Contrario al lema de Porfirio Díaz (que, dicho sea de paso, sospecho que fue tomado por alguno de sus “científicos” del famoso ensayo de 1887 de Woodrow Wilson), creo que la divisa de ahora en adelante será “mucha política y poca administración”. Las encuestas muestran que el índice de aprobación del presidente sigue siendo insólitamente bajo y que las reformas no pintan, así que él y su partido apostarán al clientelismo para ganar la mayoría en la Cámara de Diputados y varias de las nueve gubernaturas en juego en 2015. Sus ventajas son que el PRD dividirá sus votos con Morena y el PAN resentirá la secuela de su derrota presidencial y sus reyertas internas, y que el alto abstencionismo que suele haber en elecciones intermedias hará pesar el voto duro. Y luego vendrá “la grande”. La próxima Legislatura va a procesar algunas iniciativas, quizá alguna que otra reforma, pero será primordialmente un espacio de debate sobre los distintos proyectos de nación y de construcción de candidaturas para la sucesión presidencial de 2018.
Para la oposición la cuesta es empinada pero escalable. Si panistas y perredistas asimilaran que sus militantes más los del PRI suman unos 10 millones de personas mientras que el padrón electoral rebasa los 80 millones de electores, y que la única manera de competir con la maquinaria electoral priísta es conquistando a esa parte mayoritaria del electorado —que no sólo es veleidosa sino crecientemente antipartidista—, dejarían de concentrarse en candidaturas propias y de buscar la piedra filosofal que trueque división en unidad y jugarían la carta ciudadana. El PRD parece entenderlo.
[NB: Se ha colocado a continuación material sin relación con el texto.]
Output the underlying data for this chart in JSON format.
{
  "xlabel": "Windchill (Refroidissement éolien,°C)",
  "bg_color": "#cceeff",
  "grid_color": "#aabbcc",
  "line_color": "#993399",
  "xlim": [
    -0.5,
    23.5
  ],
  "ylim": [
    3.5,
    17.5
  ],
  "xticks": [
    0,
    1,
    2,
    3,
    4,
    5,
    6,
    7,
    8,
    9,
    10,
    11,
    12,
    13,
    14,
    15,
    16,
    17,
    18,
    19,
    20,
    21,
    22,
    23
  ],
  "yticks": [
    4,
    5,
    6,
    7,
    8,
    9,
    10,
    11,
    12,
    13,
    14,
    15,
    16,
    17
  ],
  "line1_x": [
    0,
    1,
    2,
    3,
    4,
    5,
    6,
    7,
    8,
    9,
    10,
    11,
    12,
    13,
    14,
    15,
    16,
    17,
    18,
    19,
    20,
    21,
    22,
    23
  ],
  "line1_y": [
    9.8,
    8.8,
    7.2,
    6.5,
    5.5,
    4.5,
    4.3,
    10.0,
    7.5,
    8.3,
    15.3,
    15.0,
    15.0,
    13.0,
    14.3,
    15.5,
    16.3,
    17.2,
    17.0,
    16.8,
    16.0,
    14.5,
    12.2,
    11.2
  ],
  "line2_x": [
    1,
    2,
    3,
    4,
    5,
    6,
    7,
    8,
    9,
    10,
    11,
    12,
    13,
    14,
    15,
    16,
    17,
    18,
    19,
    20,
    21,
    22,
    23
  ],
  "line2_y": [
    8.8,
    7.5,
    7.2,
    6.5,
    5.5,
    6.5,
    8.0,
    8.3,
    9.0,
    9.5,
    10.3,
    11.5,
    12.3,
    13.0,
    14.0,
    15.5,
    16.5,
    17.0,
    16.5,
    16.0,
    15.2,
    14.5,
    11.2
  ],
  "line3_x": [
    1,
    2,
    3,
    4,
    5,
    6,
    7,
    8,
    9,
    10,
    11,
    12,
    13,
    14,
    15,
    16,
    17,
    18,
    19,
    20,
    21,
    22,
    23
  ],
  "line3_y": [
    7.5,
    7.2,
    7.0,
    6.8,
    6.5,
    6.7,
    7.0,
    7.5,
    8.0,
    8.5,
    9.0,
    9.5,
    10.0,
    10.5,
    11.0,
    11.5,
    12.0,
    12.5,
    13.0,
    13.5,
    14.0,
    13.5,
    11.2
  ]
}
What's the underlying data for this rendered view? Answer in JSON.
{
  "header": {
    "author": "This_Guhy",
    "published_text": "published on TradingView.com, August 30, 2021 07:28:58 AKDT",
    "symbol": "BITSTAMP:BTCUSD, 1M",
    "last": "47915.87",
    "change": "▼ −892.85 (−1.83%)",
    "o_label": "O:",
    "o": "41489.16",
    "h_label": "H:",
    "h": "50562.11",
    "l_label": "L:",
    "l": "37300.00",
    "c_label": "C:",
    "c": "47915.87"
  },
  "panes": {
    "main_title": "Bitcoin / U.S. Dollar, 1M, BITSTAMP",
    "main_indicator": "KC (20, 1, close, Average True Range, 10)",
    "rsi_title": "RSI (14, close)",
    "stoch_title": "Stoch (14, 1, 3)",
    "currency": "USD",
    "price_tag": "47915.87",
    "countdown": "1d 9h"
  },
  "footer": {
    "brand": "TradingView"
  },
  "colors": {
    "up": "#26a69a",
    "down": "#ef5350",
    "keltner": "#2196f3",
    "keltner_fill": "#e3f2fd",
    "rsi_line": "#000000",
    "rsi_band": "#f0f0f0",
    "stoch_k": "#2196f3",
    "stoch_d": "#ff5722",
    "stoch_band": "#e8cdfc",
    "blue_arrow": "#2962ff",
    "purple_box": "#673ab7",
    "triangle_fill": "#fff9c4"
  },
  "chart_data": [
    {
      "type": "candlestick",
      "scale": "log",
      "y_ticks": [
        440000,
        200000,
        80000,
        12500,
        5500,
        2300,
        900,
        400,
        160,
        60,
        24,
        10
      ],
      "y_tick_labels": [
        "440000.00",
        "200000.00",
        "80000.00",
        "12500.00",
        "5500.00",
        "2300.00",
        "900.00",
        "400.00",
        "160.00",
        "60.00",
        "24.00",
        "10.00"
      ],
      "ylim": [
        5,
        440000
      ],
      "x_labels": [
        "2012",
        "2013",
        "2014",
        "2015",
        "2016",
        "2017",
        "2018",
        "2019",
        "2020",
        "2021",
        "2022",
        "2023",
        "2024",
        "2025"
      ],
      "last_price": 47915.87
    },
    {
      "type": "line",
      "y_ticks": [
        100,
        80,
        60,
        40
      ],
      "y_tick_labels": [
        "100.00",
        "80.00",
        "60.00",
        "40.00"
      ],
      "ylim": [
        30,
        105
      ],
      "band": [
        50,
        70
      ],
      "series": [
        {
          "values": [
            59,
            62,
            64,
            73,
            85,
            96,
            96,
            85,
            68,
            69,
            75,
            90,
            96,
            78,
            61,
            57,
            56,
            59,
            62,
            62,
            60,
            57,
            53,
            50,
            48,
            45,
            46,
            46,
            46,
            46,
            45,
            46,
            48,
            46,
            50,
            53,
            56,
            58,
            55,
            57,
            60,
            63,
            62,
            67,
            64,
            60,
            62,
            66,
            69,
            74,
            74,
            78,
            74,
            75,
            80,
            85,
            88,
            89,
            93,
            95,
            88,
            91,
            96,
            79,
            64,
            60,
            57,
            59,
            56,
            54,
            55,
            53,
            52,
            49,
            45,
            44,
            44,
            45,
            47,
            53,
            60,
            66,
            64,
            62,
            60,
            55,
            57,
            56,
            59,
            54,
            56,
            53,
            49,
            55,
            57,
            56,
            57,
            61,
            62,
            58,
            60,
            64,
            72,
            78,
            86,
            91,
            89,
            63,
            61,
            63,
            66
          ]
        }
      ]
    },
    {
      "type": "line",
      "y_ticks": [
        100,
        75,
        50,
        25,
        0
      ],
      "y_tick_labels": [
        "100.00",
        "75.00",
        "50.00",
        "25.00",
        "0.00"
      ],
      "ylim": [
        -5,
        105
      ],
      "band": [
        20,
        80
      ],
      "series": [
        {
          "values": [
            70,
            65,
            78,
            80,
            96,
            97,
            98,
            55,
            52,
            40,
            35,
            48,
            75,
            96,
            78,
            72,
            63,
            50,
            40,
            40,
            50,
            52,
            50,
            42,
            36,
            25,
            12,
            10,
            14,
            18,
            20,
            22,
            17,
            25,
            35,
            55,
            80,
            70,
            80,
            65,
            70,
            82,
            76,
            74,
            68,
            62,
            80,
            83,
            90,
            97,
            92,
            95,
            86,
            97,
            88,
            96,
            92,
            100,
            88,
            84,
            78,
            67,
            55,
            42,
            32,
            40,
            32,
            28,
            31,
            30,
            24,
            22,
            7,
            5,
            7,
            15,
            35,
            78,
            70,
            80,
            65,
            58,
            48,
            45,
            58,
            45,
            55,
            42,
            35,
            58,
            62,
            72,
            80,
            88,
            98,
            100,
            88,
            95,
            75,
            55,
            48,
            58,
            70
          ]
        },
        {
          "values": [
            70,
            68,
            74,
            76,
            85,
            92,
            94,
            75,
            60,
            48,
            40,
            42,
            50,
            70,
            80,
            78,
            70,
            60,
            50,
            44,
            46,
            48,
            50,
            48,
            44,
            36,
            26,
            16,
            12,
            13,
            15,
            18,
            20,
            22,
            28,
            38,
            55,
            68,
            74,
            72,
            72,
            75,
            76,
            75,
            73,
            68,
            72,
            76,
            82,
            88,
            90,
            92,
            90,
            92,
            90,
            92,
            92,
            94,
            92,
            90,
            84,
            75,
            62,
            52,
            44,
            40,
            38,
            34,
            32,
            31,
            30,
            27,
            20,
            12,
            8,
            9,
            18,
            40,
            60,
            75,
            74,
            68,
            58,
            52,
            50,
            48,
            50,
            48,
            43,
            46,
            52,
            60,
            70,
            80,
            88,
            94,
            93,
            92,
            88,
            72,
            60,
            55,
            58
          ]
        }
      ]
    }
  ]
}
Empieza a dejar atrás el discurso tradicional de nuestra izquierda, que reflejaba que su miedo a perder votantes cautivos era mayor que su deseo de atraer switchers. Postular candidatos externos y abanderar las causas de la democracia participativa hace rechinar el engranaje interno de cualquier partido, sin duda. Pero hoy por hoy da más de lo que quita.